Field	Type	Description
`total_nodes`	int	Total tracked nodes
`total_changes`	int	Sum of all node change counts
`total_couplings`	int	Number of unique coupling pairs
`avg_changes_per_node`	float	Mean changes per node
`avg_coupling_strength`	float	Mean coupling strength across all pairs
`hot_nodes`	int	Nodes with change count ≥ 10 (MEDIUM or HIGH risk)

Use Cases¶

Function-level hotspot detection: Find the most frequently changed functions in the codebase. These are the highest-risk points for bugs.
Fine-grained coupling analysis: Discover which functions always change together. This reveals implicit dependencies that file-level coupling misses.
Refactoring prioritization: Functions that are both hot (high change count) and coupled (always change with others) are the best refactoring candidates.
Architecture validation: Functions from different packages that are highly coupled may indicate a leaking abstraction.
Test prioritization: Focus testing resources on the hottest functions.

Interpreting Results¶

Reading the Coupling Strength¶

Strength	Interpretation
0.8 - 1.0	Very tight coupling.
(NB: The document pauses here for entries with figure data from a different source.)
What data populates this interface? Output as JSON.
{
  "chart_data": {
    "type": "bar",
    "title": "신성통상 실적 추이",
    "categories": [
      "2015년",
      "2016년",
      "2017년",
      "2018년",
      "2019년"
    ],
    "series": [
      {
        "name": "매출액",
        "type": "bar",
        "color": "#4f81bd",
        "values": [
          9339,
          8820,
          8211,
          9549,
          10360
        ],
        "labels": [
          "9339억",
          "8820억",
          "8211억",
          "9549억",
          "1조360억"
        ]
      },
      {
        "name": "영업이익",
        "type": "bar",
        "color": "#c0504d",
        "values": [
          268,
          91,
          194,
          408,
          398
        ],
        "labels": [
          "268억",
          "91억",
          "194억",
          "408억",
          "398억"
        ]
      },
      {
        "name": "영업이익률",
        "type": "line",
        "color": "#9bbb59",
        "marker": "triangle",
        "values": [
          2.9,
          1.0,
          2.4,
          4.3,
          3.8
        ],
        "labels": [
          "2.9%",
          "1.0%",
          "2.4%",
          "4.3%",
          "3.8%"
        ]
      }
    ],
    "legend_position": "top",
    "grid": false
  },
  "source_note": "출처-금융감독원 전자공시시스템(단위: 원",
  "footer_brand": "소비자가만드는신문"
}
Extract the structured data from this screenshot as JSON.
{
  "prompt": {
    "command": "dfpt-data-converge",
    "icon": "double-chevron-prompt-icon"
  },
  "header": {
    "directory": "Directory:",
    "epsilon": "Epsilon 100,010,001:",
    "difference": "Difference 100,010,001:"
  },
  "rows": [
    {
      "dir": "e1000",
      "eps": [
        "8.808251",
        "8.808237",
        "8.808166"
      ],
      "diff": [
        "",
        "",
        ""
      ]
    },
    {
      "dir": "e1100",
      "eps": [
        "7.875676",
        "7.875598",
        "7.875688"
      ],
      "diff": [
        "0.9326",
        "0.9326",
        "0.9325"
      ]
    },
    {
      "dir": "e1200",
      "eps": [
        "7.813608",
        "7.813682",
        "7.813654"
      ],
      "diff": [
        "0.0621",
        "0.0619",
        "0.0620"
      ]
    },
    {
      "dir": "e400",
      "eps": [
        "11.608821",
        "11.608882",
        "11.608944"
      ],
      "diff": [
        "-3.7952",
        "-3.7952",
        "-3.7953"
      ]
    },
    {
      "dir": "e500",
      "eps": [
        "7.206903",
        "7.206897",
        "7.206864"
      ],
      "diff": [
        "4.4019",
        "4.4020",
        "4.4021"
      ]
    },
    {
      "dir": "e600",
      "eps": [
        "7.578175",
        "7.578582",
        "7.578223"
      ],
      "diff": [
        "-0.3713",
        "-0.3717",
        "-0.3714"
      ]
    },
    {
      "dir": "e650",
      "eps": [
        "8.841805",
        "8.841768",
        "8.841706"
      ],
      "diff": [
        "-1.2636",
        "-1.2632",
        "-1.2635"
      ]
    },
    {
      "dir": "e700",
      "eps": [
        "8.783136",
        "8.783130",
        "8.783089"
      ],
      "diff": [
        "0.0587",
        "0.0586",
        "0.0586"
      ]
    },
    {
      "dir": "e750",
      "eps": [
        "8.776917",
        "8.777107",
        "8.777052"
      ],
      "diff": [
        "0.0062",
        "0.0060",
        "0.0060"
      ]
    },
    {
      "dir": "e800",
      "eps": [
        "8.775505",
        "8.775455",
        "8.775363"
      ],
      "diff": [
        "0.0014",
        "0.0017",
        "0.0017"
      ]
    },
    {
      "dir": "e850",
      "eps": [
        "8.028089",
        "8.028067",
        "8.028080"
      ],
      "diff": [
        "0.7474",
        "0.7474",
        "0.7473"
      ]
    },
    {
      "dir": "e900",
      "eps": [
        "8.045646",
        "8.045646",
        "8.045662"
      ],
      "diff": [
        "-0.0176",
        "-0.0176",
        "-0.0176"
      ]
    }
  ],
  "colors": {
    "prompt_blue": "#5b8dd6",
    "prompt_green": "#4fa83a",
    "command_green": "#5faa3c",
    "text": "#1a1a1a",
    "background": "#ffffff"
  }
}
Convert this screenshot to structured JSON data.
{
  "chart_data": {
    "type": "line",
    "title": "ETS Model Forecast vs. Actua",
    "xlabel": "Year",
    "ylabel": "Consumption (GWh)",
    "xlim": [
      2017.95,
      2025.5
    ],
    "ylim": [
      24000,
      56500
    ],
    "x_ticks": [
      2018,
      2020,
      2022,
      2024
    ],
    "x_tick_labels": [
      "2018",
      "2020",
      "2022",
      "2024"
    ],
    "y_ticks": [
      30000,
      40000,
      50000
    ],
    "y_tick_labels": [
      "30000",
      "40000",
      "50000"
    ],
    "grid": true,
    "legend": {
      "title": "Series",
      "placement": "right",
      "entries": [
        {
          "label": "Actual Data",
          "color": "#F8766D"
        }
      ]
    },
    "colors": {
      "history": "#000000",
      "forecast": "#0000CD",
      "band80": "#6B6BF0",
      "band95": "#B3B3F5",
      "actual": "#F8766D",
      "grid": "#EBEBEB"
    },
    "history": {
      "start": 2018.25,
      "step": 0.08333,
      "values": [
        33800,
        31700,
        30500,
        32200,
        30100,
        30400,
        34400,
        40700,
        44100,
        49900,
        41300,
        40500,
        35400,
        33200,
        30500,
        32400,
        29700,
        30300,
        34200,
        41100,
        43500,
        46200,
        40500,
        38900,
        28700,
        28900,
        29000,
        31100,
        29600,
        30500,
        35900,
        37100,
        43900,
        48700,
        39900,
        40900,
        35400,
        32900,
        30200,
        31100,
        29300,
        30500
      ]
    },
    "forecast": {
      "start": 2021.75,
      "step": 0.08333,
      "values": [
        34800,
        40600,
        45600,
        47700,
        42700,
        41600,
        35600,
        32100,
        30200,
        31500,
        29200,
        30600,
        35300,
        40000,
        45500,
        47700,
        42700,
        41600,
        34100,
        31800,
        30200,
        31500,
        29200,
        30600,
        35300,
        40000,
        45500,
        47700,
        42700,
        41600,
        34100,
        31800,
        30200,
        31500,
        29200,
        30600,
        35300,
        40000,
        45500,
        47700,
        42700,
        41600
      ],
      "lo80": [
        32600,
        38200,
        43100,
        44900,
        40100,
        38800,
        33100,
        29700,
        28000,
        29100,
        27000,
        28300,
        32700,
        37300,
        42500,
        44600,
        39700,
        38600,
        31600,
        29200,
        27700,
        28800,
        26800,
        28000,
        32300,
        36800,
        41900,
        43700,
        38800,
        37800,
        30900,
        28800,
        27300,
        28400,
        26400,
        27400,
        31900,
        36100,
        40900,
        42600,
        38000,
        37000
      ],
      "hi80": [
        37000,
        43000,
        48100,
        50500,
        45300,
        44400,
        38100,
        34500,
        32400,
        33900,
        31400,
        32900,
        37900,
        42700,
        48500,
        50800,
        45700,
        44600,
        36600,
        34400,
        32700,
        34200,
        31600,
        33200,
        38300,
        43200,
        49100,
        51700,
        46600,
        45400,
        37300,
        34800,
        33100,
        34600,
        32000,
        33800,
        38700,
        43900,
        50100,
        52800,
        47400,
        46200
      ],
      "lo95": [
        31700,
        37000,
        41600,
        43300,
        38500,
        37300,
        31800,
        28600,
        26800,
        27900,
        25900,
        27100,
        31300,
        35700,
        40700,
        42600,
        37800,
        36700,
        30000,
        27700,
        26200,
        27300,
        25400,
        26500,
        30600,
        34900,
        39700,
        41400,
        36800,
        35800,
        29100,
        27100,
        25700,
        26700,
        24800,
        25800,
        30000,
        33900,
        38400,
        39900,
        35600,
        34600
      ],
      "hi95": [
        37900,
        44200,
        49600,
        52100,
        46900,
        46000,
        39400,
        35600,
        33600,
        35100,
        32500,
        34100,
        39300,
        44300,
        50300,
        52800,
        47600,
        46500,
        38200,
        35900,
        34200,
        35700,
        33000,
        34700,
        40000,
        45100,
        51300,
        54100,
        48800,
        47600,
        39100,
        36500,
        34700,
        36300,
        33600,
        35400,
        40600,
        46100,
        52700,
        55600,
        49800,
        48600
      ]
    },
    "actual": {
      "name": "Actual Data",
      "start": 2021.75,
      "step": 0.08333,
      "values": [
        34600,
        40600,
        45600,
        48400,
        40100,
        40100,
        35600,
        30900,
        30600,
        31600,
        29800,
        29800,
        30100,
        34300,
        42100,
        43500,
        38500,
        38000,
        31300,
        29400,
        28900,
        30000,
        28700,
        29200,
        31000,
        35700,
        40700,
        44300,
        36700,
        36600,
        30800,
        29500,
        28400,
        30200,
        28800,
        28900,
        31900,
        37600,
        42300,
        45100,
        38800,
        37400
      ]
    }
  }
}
Functions almost always change together. Consider merging or extracting shared logic.
0.5 - 0.8	Moderate coupling. There is a significant shared dependency. Review if coupling is intentional.
0.2 - 0.5	Loose coupling. Occasional co-changes, likely due to shared APIs or data structures.
< 0.2	Minimal coupling. Co-changes are incidental.

Actionable Insights¶

High hotness + High coupling: Core function that drives many changes. Candidate for splitting or stabilizing the interface.
High hotness + Low coupling: Frequently bugfixed isolated function. Needs better tests and potentially a redesign.
Low hotness + High coupling: Stable function that always changes with others. Check if coupling is necessary or indicates a design smell.

Limitations¶

UAST required: Only languages with UAST parser support are analyzed. Files in unsupported languages are skipped entirely.
CPU intensive: The analyzer performs UAST parsing on both the before and after versions of every changed file in every commit. This makes it one of the most expensive analyzers. It benefits from parallel execution.
Name collisions: If two functions in different files have the same name, they are tracked as distinct nodes (the file path is part of the key). However, if a file is renamed, the analyzer updates all associated nodes.
Shallow extraction within a file: When multiple structural nodes in the same file share the same extracted name (e.g., nested functions with identical names), only one is tracked. The last one encountered wins. Qualified paths (e.g., OuterClass.innerMethod) are not built.
DSL limitations: The DSL query must match nodes that have position information (Pos field) in the UAST. Nodes without position data cannot be mapped to diff hunks.
Large functions: A change anywhere within a function's line range counts as a change to that function. Very large functions (hundreds of lines) will have inflated change counts.